One of these, which is less paradoxical than it seems, was the reassertion of the ‘aristocratic-gentry’ culture of the British ruling classes after the war. This, Edward Shils claims, happened all the more easily in that the rebellion of the literary intellectuals in the inter-war period had been directed more against bourgeois culture than against its historically more powerful aristocratic-gentry counterpart. Already, then, the former had appeared ‘mean and paltry’. Now the hegemonic aristocratic-gentry culture cultivated in the central universities and the higher civil service shared in the general vindication of British society which came with victory in the war ; and its indolent style of self-conscious impracticality and amateurism seemed even more invulnerable.

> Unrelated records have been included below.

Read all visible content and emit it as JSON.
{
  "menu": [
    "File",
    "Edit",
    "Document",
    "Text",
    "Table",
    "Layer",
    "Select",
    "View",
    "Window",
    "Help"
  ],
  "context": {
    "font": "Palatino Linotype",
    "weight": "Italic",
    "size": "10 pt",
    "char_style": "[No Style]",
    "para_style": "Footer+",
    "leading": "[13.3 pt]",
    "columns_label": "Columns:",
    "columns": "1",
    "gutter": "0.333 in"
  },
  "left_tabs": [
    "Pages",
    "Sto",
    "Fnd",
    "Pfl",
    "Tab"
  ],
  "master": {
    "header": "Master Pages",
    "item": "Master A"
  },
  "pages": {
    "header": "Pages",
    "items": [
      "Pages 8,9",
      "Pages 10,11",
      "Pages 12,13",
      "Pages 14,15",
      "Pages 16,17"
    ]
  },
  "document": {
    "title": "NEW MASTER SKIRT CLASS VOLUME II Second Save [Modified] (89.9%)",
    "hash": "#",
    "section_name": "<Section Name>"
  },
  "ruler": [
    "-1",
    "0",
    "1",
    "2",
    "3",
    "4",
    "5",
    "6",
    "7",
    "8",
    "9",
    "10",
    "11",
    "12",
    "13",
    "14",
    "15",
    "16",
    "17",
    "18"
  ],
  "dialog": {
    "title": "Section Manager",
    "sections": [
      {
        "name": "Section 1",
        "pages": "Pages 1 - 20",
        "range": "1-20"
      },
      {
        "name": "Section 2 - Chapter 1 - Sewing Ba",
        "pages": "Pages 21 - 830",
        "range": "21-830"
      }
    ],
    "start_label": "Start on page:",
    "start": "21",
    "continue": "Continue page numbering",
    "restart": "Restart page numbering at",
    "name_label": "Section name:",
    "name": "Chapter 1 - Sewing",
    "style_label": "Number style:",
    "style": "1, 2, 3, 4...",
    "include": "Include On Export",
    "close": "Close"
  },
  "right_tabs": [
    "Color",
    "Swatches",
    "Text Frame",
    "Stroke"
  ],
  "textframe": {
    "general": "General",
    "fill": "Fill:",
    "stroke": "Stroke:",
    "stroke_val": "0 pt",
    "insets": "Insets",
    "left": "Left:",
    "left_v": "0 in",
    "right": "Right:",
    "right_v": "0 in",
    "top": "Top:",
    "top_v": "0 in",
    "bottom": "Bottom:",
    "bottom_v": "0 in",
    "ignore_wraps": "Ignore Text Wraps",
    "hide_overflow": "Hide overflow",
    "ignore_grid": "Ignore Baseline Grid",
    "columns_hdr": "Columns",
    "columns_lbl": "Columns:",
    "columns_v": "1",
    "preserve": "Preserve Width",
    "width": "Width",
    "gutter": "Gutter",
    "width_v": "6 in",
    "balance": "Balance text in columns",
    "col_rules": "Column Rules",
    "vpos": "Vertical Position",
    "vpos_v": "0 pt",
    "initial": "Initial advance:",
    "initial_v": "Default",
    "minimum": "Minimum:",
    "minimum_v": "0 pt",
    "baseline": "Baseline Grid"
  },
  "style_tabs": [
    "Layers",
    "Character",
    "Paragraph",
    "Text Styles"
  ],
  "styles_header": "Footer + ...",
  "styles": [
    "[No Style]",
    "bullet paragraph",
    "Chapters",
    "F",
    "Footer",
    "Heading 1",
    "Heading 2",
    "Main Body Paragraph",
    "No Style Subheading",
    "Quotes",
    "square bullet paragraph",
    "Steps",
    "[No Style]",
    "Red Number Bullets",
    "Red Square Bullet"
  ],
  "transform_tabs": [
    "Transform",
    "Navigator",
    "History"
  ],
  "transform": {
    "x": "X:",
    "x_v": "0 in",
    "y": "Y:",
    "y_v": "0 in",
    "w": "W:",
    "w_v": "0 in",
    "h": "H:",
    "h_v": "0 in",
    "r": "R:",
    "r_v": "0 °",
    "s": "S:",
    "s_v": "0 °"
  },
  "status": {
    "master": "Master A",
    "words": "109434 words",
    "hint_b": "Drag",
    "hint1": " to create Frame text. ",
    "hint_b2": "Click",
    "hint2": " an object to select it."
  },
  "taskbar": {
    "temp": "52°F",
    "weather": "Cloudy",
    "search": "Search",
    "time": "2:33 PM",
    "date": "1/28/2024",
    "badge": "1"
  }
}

This much larger group of intellectuals changed the composition of the Parliamentary Labour Party (PLP) significantly. Until the Second World War, despite the crucial input of intellectuals into its politics and platform, the PLP largely reflected Labour’s trade union roots in the overwhelmingly working-class and trade union origins of its MPs. However, in the post-war period a greater tolerance, indeed welcome, for a sizeable intellectual or professional middle class element was apparent.